He greeted me first, although I could tell that he was a whole lot more interested in Rafe. “Savannah.”
“Sheriff.” I was still sitting on the top step, woozy all over again from watching Yvonne go by.
The sheriff turned to Rafe. Didn’t say anything, just watched him for a few moments. A few long moments. Just as I was about to break the silence, he finally spoke. “Been a while.”
“Not that long.” Rafe’s face was composed. “Just a couple months since you and your son and Cletus Johnson came knocking on my door in the Bog. To talk.”
This was the occasion when Cletus and Rafe had exchanged black eyes.
Bob Satterfield looked past him into the house. “What happened here?”
Rafe shrugged. “Don’t know. Someone shot her, looks like. Sometime overnight. No idea who or why.”
Sheriff Satterfield turned to me. “Savannah?”

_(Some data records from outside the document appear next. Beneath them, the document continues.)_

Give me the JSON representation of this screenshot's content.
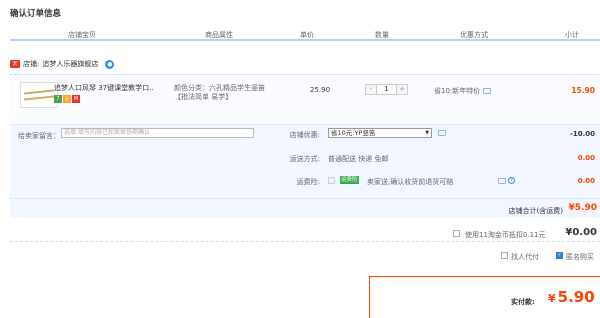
{
  "page_title": "确认订单信息",
  "columns": [
    "店铺宝贝",
    "商品属性",
    "单价",
    "数量",
    "优惠方式",
    "小计"
  ],
  "shop": {
    "icon_text": "tmall",
    "label": "店铺:",
    "name": "追梦人乐器旗舰店"
  },
  "item": {
    "title": "追梦人口风琴 37键课堂教学口...",
    "badges": [
      {
        "text": "7",
        "color": "#49a34c"
      },
      {
        "text": "◎",
        "color": "#f5a623"
      },
      {
        "text": "M",
        "color": "#e53333"
      }
    ],
    "attr": "颜色分类：六孔精品学生竖笛【指法简单 易学】",
    "price": "25.90",
    "qty": "1",
    "qty_minus": "-",
    "qty_plus": "+",
    "promo": "省10:新年特价",
    "subtotal": "15.90"
  },
  "message": {
    "label": "给卖家留言：",
    "placeholder": "选填:填写内容已和卖家协商确认"
  },
  "shop_discount": {
    "label": "店铺优惠:",
    "selected": "省10元:YP竖笛",
    "arrow": "▼",
    "value": "-10.00"
  },
  "shipping": {
    "label": "运送方式:",
    "text": "普通配送 快递 免邮",
    "value": "0.00"
  },
  "insurance": {
    "label": "运费险:",
    "tag": "运费险",
    "text": "卖家送,确认收货前退货可赔",
    "help": "?",
    "value": "0.00"
  },
  "shop_total": {
    "label": "店铺合计(含运费)",
    "value": "¥5.90"
  },
  "coins": {
    "text": "使用11淘金币抵扣0.11元",
    "value": "¥0.00"
  },
  "options": {
    "proxy": "找人代付",
    "anonymous": "匿名购买"
  },
  "payment": {
    "label": "实付款:",
    "currency": "¥",
    "value": "5.90"
  }
}
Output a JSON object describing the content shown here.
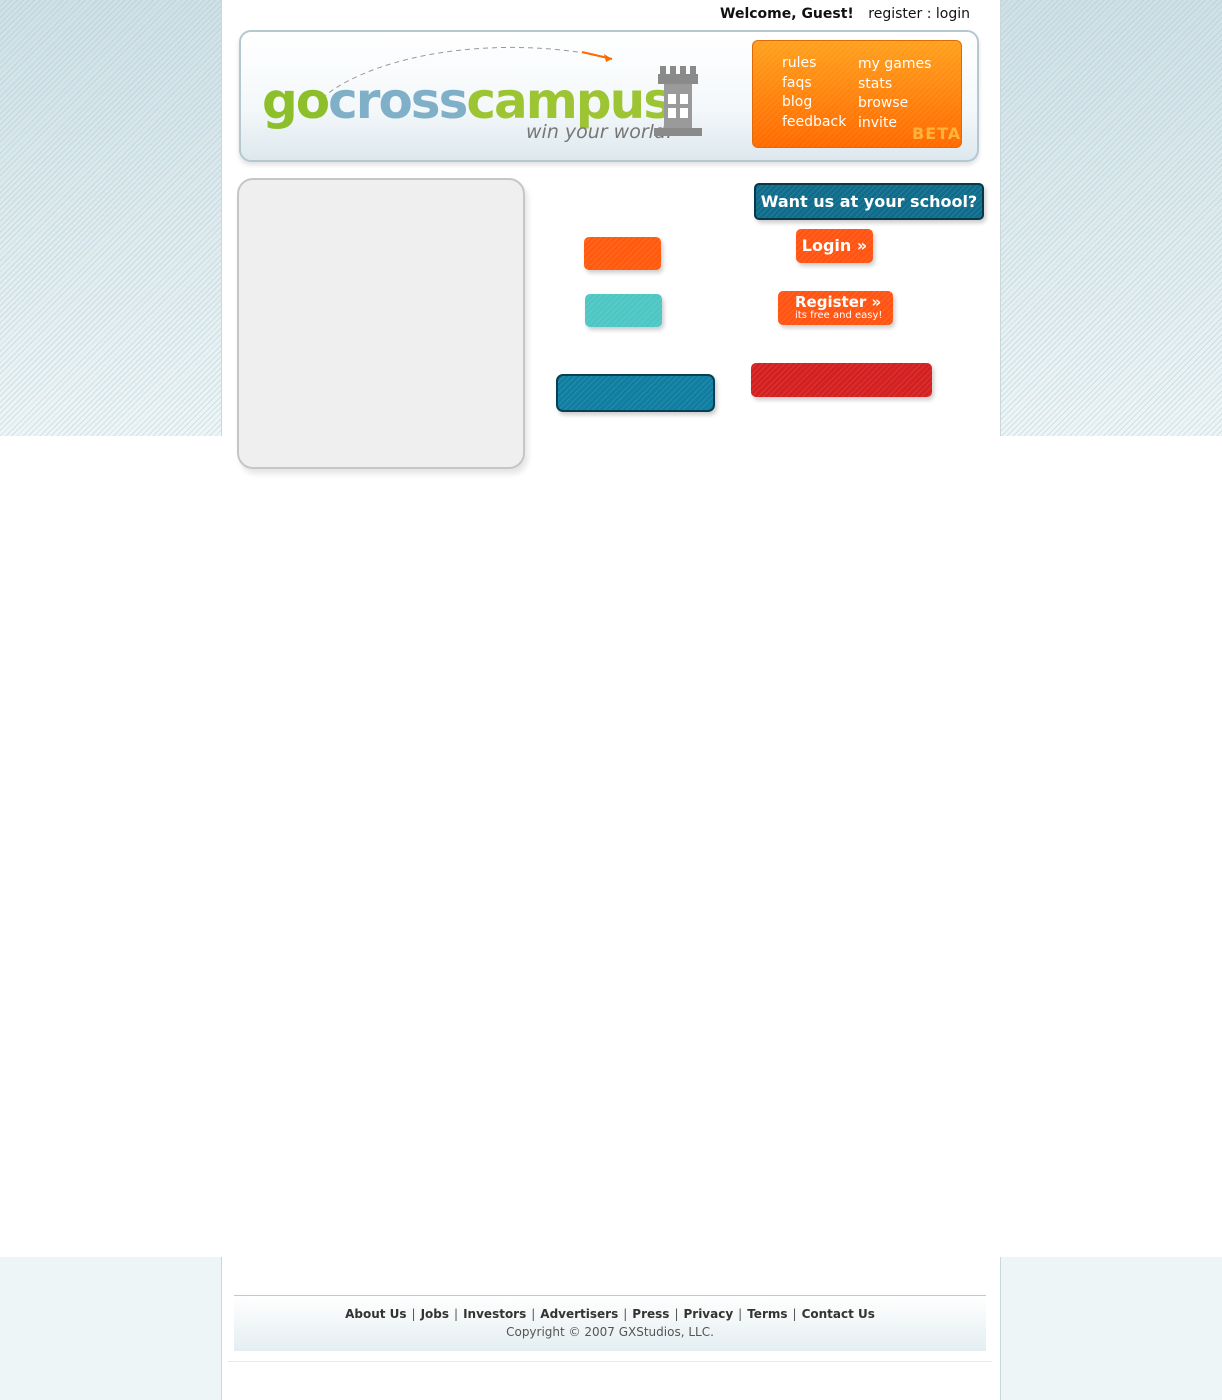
{
  "topbar": {
    "welcome": "Welcome, Guest!",
    "register": "register",
    "separator": " : ",
    "login": "login"
  },
  "header": {
    "logo_go": "go",
    "logo_cross": "cross",
    "logo_campus": "campus",
    "tagline": "win your world.",
    "nav": {
      "col1": [
        "rules",
        "faqs",
        "blog",
        "feedback"
      ],
      "col2": [
        "my games",
        "stats",
        "browse",
        "invite"
      ],
      "badge": "BETA"
    }
  },
  "buttons": {
    "school": "Want us at your school? »",
    "login": "Login »",
    "register": "Register »",
    "register_sub": "its free and easy!"
  },
  "footer": {
    "links": [
      "About Us",
      "Jobs",
      "Investors",
      "Advertisers",
      "Press",
      "Privacy",
      "Terms",
      "Contact Us"
    ],
    "separator": "|",
    "copyright": "Copyright © 2007 GXStudios, LLC."
  },
  "colors": {
    "brand_orange": "#ff6a00",
    "brand_green": "#9dc433",
    "brand_blue": "#0f6c8a",
    "alert_red": "#d42020",
    "teal": "#4ec6c4"
  }
}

“I went to have breakfast at Beulah’s,” I said. “Yvonne works there. I wanted to ask her something. But she wasn’t there. The other waitress said she didn’t come to work this morning. I thought something might be wrong, so I left there and came here.”
“Alone?” Bob Satterfield’s gaze skimmed over Rafe.
“We came together. Sort of. Separately, but together.” I could tell the explanation made things worse, so I started over. “Rafe was at Beulah’s when I got there. When I said I wanted to come here to check on Yvonne, he came along. On the bike. While I drove the Volvo.”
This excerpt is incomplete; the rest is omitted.